What mass of precipitate is formed when 0.50 L of 2.50 mol/L aqueous CaCl2 with 1100 mL of 3.50 mol/L aqueous silver nitrate?
To determine the mass of precipitate formed in this reaction, we need to calculate the number of moles of the limiting reactant, which will be completely consumed. The limiting reactant is the one that is present in a smaller quantity, and it determines the maximum amount of product that can be formed.
First, let's calculate the number of moles of CaCl2:
Moles of CaCl2 = concentration (mol/L) × volume (L)
= 2.50 mol/L × 0.50 L
= 1.25 mol
Next, we'll calculate the number of moles of AgNO3:
Moles of AgNO3 = concentration (mol/L) × volume (L)
= 3.50 mol/L × 1.10 L
= 3.85 mol
Now, we need to determine the stoichiometric ratio between the reactants in the balanced chemical equation:
CaCl2 + 2AgNO3 -> Ca(NO3)2 + 2AgCl
From the equation, we can see that one mole of CaCl2 reacts with two moles of AgNO3 to produce one mole of precipitate (AgCl).

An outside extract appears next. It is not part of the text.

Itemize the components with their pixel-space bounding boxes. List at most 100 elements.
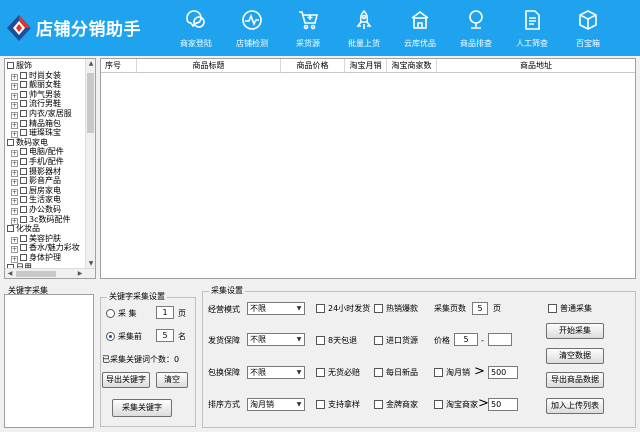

The mole ratio tells us that 1 mole of CaCl2 produces 1 mole of AgCl. Therefore, the number of moles of AgCl formed will be equal to the number of moles of CaCl2.
Now, we can calculate the mass of AgCl (precipitate) formed:
Mass of AgCl = moles of AgCl × molar mass of AgCl
First, let's calculate the number of moles of AgCl:
Moles of AgCl = moles of CaCl2 = 1.25 mol
The molar mass of AgCl is calculated by adding the atomic masses of silver (Ag) and chlorine (Cl):
Molar mass of AgCl = (atomic mass of Ag) + (atomic mass of Cl)
= 107.87 g/mol + 35.45 g/mol
= 143.32 g/mol
Now we can calculate the mass of AgCl:
Mass of AgCl = moles of AgCl × molar mass of AgCl
= 1.25 mol × 143.32 g/mol
= 179.15 g
Therefore, the mass of precipitate (AgCl) formed is 179.15 grams.